Journalists risk lives for truth
Published: Sunday, February 20, 2011
Updated: Sunday, February 20, 2011 23:02
In nearly all the stories lately about political unrest and protests in several Africa and Asia countries, one seldom-told story is that of the journalists who risk their lives every day to deliver the facts to their audience.
The most notable examples are Anderson Cooper from CNN and Lara Logan from CBS, both injured by supporters of former Egyptian President Hosni Mubarak targeting American journalists during one of the many recent protests in Egypt.
Cooper was hit several times in the head and Logan was beaten and sexually assaulted.
We respect these journalists and many others like them who never falter in the face of danger while on the quest for truth. With the recent political turmoil, we can only expect more tragic incidents like the ones involving Cooper and Logan.
However, this is the price that must be paid to spread the word of the plight of thousands of oppressed people. This is what must happen to inspire change.

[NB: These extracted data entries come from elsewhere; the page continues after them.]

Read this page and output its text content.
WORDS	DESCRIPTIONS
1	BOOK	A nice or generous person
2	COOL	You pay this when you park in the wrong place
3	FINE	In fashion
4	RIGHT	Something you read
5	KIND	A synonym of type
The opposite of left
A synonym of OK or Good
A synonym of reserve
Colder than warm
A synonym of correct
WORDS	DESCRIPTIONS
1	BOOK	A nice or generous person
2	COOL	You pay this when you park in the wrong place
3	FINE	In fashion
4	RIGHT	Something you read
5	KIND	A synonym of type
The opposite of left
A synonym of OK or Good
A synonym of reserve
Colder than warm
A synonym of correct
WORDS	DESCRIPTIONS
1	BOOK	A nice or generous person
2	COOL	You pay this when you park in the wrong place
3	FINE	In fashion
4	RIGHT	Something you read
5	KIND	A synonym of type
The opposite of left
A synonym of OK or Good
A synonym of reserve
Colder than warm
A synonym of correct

Not to toot our own horn, but it does take a truly brave person to enter into a profession where they may someday have to enter into an angry mob or even war, often unarmed.
We may not extinguish burning buildings or remove criminals from the street, but we do pride ourselves on our ability to find the truth and disseminate it to the public at whatever cost is necessary.

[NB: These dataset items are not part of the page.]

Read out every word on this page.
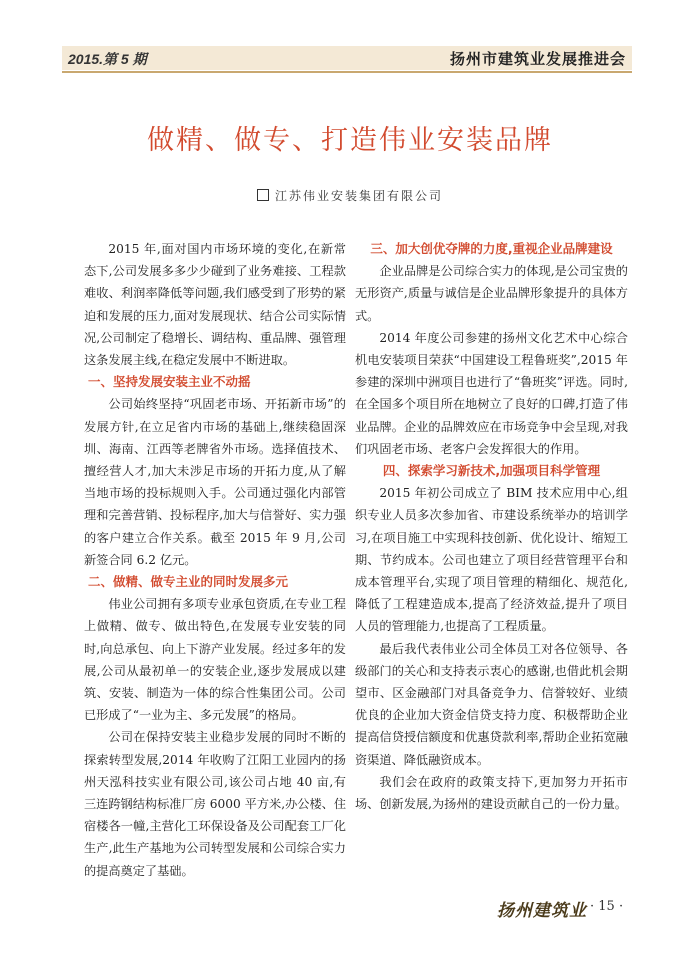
2015.第 5 期	扬州市建筑业发展推进会
做精、做专、打造伟业安装品牌
江苏伟业安装集团有限公司

2015 年,面对国内市场环境的变化,在新常态下,公司发展多多少少碰到了业务难接、工程款难收、利润率降低等问题,我们感受到了形势的紧迫和发展的压力,面对发展现状、结合公司实际情况,公司制定了稳增长、调结构、重品牌、强管理这条发展主线,在稳定发展中不断进取。

一、坚持发展安装主业不动摇

公司始终坚持“巩固老市场、开拓新市场”的发展方针,在立足省内市场的基础上,继续稳固深圳、海南、江西等老牌省外市场。选择值技术、擅经营人才,加大未涉足市场的开拓力度,从了解当地市场的投标规则入手。公司通过强化内部管理和完善营销、投标程序,加大与信誉好、实力强的客户建立合作关系。截至 2015 年 9 月,公司新签合同 6.2 亿元。

二、做精、做专主业的同时发展多元

伟业公司拥有多项专业承包资质,在专业工程上做精、做专、做出特色,在发展专业安装的同时,向总承包、向上下游产业发展。经过多年的发展,公司从最初单一的安装企业,逐步发展成以建筑、安装、制造为一体的综合性集团公司。公司已形成了“一业为主、多元发展”的格局。

公司在保持安装主业稳步发展的同时不断的探索转型发展,2014 年收购了江阳工业园内的扬州天泓科技实业有限公司,该公司占地 40 亩,有三连跨钢结构标准厂房 6000 平方米,办公楼、住宿楼各一幢,主营化工环保设备及公司配套工厂化生产,此生产基地为公司转型发展和公司综合实力的提高奠定了基础。

三、加大创优夺牌的力度,重视企业品牌建设

企业品牌是公司综合实力的体现,是公司宝贵的无形资产,质量与诚信是企业品牌形象提升的具体方式。

2014 年度公司参建的扬州文化艺术中心综合机电安装项目荣获“中国建设工程鲁班奖”,2015 年参建的深圳中洲项目也进行了“鲁班奖”评选。同时,在全国多个项目所在地树立了良好的口碑,打造了伟业品牌。企业的品牌效应在市场竞争中会呈现,对我们巩固老市场、老客户会发挥很大的作用。

四、探索学习新技术,加强项目科学管理

2015 年初公司成立了 BIM 技术应用中心,组织专业人员多次参加省、市建设系统举办的培训学习,在项目施工中实现科技创新、优化设计、缩短工期、节约成本。公司也建立了项目经营管理平台和成本管理平台,实现了项目管理的精细化、规范化,降低了工程建造成本,提高了经济效益,提升了项目人员的管理能力,也提高了工程质量。

最后我代表伟业公司全体员工对各位领导、各级部门的关心和支持表示衷心的感谢,也借此机会期望市、区金融部门对具备竞争力、信誉较好、业绩优良的企业加大资金信贷支持力度、积极帮助企业提高信贷授信额度和优惠贷款利率,帮助企业拓宽融资渠道、降低融资成本。

我们会在政府的政策支持下,更加努力开拓市场、创新发展,为扬州的建设贡献自己的一份力量。

扬州建筑业 · 15 ·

As dangerous as these situations may be, the media cannot ignore such pressing issues in favor of a safer route.
The public needs to see what is happening while it's happening. In cases like these, reporting from a safe distance or a newsroom doesn't have the same impact.
Looking to the past, we recall the Vietnam War, in which CBS anchor Walter Cronkite provided in-depth coverage and gave Americans information they wouldn't have known otherwise.
Through his reporting, Cronkite declared the war to be unwinnable and was named "the most trusted man in America" along the way.
This is exactly the kind of reporting journalists need to exhibit in order to regain the trust that was lost through subpar coverage of incidents like 9/11.
We want our readers to know that journalists are not bad people and although we do make mistakes, the majority of us strive to make the truth known and would never slant a story to make it seem sensational or add extravagant details.
We here at The Future have not yet had the opportunity to face any serious dangers or cover stories of national importance, but for some of us this fate is inevitable.
Hilda Perez worked as an embedded photographer in a military unit before becoming a photojournalism professor at UCF. She never embellished her photos to portray anything other than what was actually happening.
We say this to shed some light onto our profession, which some people think is riddled with sensationalism and desperation.
We hope that every time you read an article or watch a broadcast that you think of the courage and dedication shown by these journalists who risk their lives to deliver you the information in your morning paper or evening newscast.